Au sud de l’État, l’usine d’éthanol Corn Plus, deuxième employeur de Winnebago, une localité de mille trois cents habitants, vient de fermer ses portes. Les rues de la petite bourgade sont désertes, seules les lumières clignotantes du magasin d’alimentation laissent deviner une once d’animation en plein cœur de l’après-midi. « Trente-sept emplois ont disparu, et cela a eu des répercussions immédiates sur l’activité » assure Jacob Skluzacek, administrateur de la municipalité, qui précise : « Corn Plus est raccordé à notre réseau d’égouts et paye vingt mille dollars par mois pour ce service : sa fermeture va aussi avoir un impact important sur les finances de la ville ». L’exploitation de Dough Jenkins se trouve juste en face de l’usine désertée. Il élève cinq mille porcs, cultive du maïs pour les nourrir, mais revendait le surplus de sa production à Corn Plus « J’ai des parts dans l’entreprise, je vais les perdre. J’aurais aimé que l’usine continue à tourner » soupire-t-il. Malgré tout, Dough reste un fervent partisan de Donald Trump. « J’espère qu’il sera réélu, on a besoin de quatre ans supplémentaires, rendre sa grandeur à l’Amérique demande beaucoup de travail, j’ai confiance en lui », commente-t-il. Dough surveille avec attention ses truies, prêtes à mettre bas, il a regroupé dans un enclos extérieur quelques centaines d’animaux destinés à l’abattoir. « Les prix du porc n’ont pas encore été trop affectés par la guerre commerciale » pavoise-t-il, « et de toute façon, en agriculture, il faut accepter les hauts et les bas. Nous sommes à la merci de la volonté de Dieu. » Une voiture de police entre dans la ferme. Pour assurer la survie de son exploitation, Dough a ajouté le remorquage de voitures accidentées à ses activités agricoles, et les officiers viennent constater les dégâts sur un véhicule treuillé le matin même. « Avoir plusieurs cordes à son arc, c’est la meilleure manière de survivre face aux incertitudes du marché » philosophe le fermier, avant de réitérer sa confiance en Donald Trump : « Sans lui, le communisme gagnerait du terrain dans ce pays » assure-t-il.

Corn Plus, l'usine d'éthanol de Winnebago a fermé ses portes en septembre.
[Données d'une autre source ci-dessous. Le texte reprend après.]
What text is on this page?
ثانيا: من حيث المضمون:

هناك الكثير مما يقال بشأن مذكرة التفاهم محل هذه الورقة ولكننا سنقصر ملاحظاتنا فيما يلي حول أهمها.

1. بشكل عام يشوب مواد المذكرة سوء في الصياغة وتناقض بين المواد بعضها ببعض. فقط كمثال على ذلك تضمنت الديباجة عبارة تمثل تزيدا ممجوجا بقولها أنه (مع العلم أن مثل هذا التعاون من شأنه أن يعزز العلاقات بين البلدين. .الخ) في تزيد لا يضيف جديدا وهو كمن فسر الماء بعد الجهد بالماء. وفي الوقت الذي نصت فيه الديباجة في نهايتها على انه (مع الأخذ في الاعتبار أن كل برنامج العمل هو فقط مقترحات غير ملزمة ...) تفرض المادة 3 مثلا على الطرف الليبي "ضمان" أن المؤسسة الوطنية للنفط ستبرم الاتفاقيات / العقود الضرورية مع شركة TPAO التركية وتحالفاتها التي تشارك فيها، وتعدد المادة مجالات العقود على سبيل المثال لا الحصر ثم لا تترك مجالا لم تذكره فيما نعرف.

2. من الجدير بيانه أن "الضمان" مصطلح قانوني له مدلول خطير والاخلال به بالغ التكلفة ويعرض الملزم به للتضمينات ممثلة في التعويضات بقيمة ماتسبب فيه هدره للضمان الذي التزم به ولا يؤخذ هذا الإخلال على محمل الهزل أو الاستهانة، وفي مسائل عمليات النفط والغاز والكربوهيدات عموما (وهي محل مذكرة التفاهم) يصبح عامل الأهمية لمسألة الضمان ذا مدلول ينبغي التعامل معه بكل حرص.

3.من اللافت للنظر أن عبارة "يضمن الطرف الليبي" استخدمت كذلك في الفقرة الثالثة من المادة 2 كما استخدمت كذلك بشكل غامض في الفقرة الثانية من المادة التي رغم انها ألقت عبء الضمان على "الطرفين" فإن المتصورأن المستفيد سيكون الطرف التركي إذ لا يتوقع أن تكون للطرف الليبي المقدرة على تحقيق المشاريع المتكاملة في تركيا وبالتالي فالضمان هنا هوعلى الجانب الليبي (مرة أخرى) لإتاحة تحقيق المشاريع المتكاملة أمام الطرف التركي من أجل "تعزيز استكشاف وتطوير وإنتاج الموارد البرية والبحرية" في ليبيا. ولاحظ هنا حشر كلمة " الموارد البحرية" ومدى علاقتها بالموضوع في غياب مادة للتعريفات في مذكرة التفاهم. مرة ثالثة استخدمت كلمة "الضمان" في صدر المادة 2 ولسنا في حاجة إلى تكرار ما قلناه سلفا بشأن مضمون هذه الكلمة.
Corn Plus, l'usine d'éthanol de Winnebago a fermé ses portes en septembre. RFI/Anne Corpet

Le long de la route vers Marshall, les silos à grains ponctuent la monotonie du paysage, des champs à perte de vue. Don Delangh nous accueille coiffé d’une casquette « Trump 2020 ». L’intérieur de son immense hangar est décoré d’affiches de la campagne de 2016. « S’il n’était pas là, le pays serait fichu ! Merci mon Dieu pour Trump, je prie pour lui tous les jours », lâche-t-il tout sourire. Comme Dough, Don Delangh se félicite de la tempête commerciale semée par la Maison Blanche, même s’il en subit les avaries. « Les Chinois sont rudes en affaires, mais je ne pense pas qu’on pourrait trouver quelqu’un de meilleur que Donald Trump pour négocier. Il sait faire des affaires, il sait comment gagner de l’argent, il est intelligent », assène-t-il avant d’ajouter « Côté démocrate, il n’y en a pas un avec qui je ferais des affaires, ou même avec qui j’irais à la pêche… » Entre les deux sièges avant de sa petite voiture tout terrain, Don a un fusil semi-automatique AR15, une arme de guerre que certains démocrates veulent interdire. Il l’utilise régulièrement, explique-t-il, pour abattre les putois, les ratons laveurs ou les lapins qui tentent de voler son maïs. « Contrairement aux démocrates, le président ne veut pas me priver de mon arme », sourit Don, « et il a la sagesse de nous débarrasser d’un tas de réglementations stupides. L’Agence de protection de l’environnement était hors de contrôle, il nous a rendu notre liberté ». Depuis son arrivée à la Maison-Blanche, Donald Trump n’a cessé de démanteler la règlementation mise en place par l’administration précédente pour protéger l’environnement. La révocation d’une mesure de protection des cours d’eau, annoncée début septembre, a notamment été acclamée par les agriculteurs. « C’est rafraichissant de voir quelqu’un qui fait avancer les choses, et qui fait ce qu’il dit au lieu de dire ce que les gens veulent entendre », estime Don Delangh. Comme tous ses voisins, l’exploitant a perdu de l’argent cette année, mais il a un message pour le président, qu’il rêve de rencontrer : «  Je voudrais que Donald Trump sache que malgré les difficultés, il y a des exploitants heureux dans le Minnesota ».